Reinforcement Learning Sandbox
AI Snake Lab is an interactive reinforcement learning sandbox for experimenting with AI agents in a classic Snake Game environment — featuring a live Textual TUI interface, flexible replay memory database, and modular model definitions.
Component | Description |
---|---|
Python 3.11+ | Core language |
Textual | Terminal UI framework |
SQLite3 | Lightweight replay memory + experiment store |
PyTorch (optional) | Deep learning backend for models |
Plotext / Matplotlib | Visualization tools |
The Dynamic Training checkbox implements an increasing amount of long training that is executed at the end of each epoch. The AIAgent:train_long_memory()
code is run an increasing number of times at the end of each epoch as the total number of epochs increases to a maximum of MAX_ADAPTIVE_TRAINING_LOOPS
, which is currently 16
according to the calculation shown below:
if self.dynamic_training():
loops = max(
1, min(self.epoch() // 250, DAIAgent.MAX_DYNAMIC_TRAINING_LOOPS)
)
else:
loops = 1
while loops > 0:
loops -= 1
self.train_long_memory()
The Epsilon N class, inspired by Richard Sutton’s The Bitter Lesson, is a drop-in replacement for the traditional Epsilon Greedy algorithm. It instantiates a traditional Epsilon Greedy instance for each score. For example, when the AI has a score of 7, an Epsilon Greedy instance at self._epsilons[7]
is used.
The screenshot below shows the Highscores plot with the traditional, single instance Epsilon Greedy algorithm and with Dynamic Training enabled. The single-instance epsilon algorithm quickly converges but shows uneven progress. The abrupt jumps in the high score line indicate that exploration declines before the AI fully masters each stage of play.
The next screenshot shows the Highscores plot without Dynamic Training enabled and with the Epsilon N being used. By maintaining a separate epsilon for each score level, Epsilon N sustains exploration locally. This results in a smoother, more linear high-score curve as the AI consolidates learning at each stage before progressing.

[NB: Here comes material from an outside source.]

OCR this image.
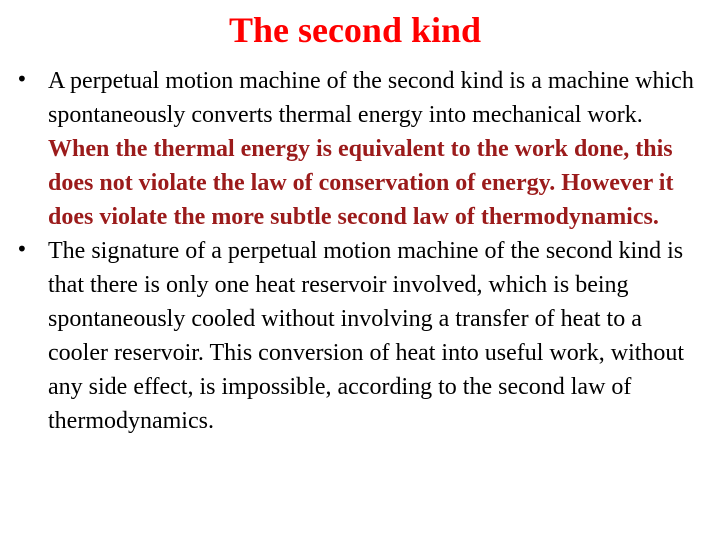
The second kind
• A perpetual motion machine of the second kind is a machine which spontaneously converts thermal energy into mechanical work. When the thermal energy is equivalent to the work done, this does not violate the law of conservation of energy. However it does violate the more subtle second law of thermodynamics.
• The signature of a perpetual motion machine of the second kind is that there is only one heat reservoir involved, which is being spontaneously cooled without involving a transfer of heat to a cooler reservoir. This conversion of heat into useful work, without any side effect, is impossible, according to the second law of thermodynamics.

As shown above, the traditional Epsilon Greedy approach leads to slower improvement, with the highscore curve flattening early. By contrast, Epsilon N maintains steady progress as the AI masters each score level independently.
This project is on PyPI. You can install the AI Snake Lab software using pip
.
python3 -m venv snake_venv
. snake_venv/bin/activate
After you have activated your venv environment:
pip install ai-snake-lab
From within your venv environment:
ai-snake-lab
Because the simulation runs in a Textual TUI, terminal resizing and plot redraws can subtly affect the simulation timing. As a result, highscore achievements may appear at slightly different game numbers across runs. This behavior is expected and does not indicate a bug in the AI logic.
If you have a requirement to make simulation runs repeatable, drop me a note and I can implement a headless mode where the simulation runs in a separate process outside of Textual.
The original code for this project was based on a YouTube tutorial, Python + PyTorch + Pygame Reinforcement Learning – Train an AI to Play Snake by Patrick Loeber. You can access his original code here on GitHub. Thank you Patrick!!! You are amazing!!!! This project is a port of the pygame and matplotlib solution.
Thanks also go out to Will McGugan and the Textual team. Textual is an amazing framework. Talk about Rapid Application Development. Porting this from a Pygame and MatPlotLib solution to Textual took less than a day.
Creating an artificial intelligence agent, letting it loose and watching how it performs is an amazing process. It’s not unlike having children, except on a much, much, much smaller scale, at least today! Watching the AI driven Snake Game is mesmerizing. I’m constantly thinking of ways I could improve it. I credit Patrick Loeber for giving me a fun project to explore the AI space.
Much of my career has been as a Linux Systems administrator. My comfort zone is on the command line. I’ve never worked as a programmer and certainly not as a front end developer. Textual, as a framework for building rich Terminal User Interfaces is exactly my speed and when I saw Dolphie, I was blown away. Built-in, real-time plots of MySQL metrics: Amazing!
Richard S. Sutton is also an inspiration to me. His thoughts on Reinforcement Learning are a slow motion revolution. His criticisms of the existing AI landscape with it’s focus on engineering a specific AI to do a specific task and then considering the job done is spot on. His vision for an AI agent that does continuous, non-linear learning remains the next frontier on the path to General Artificial Intelligence.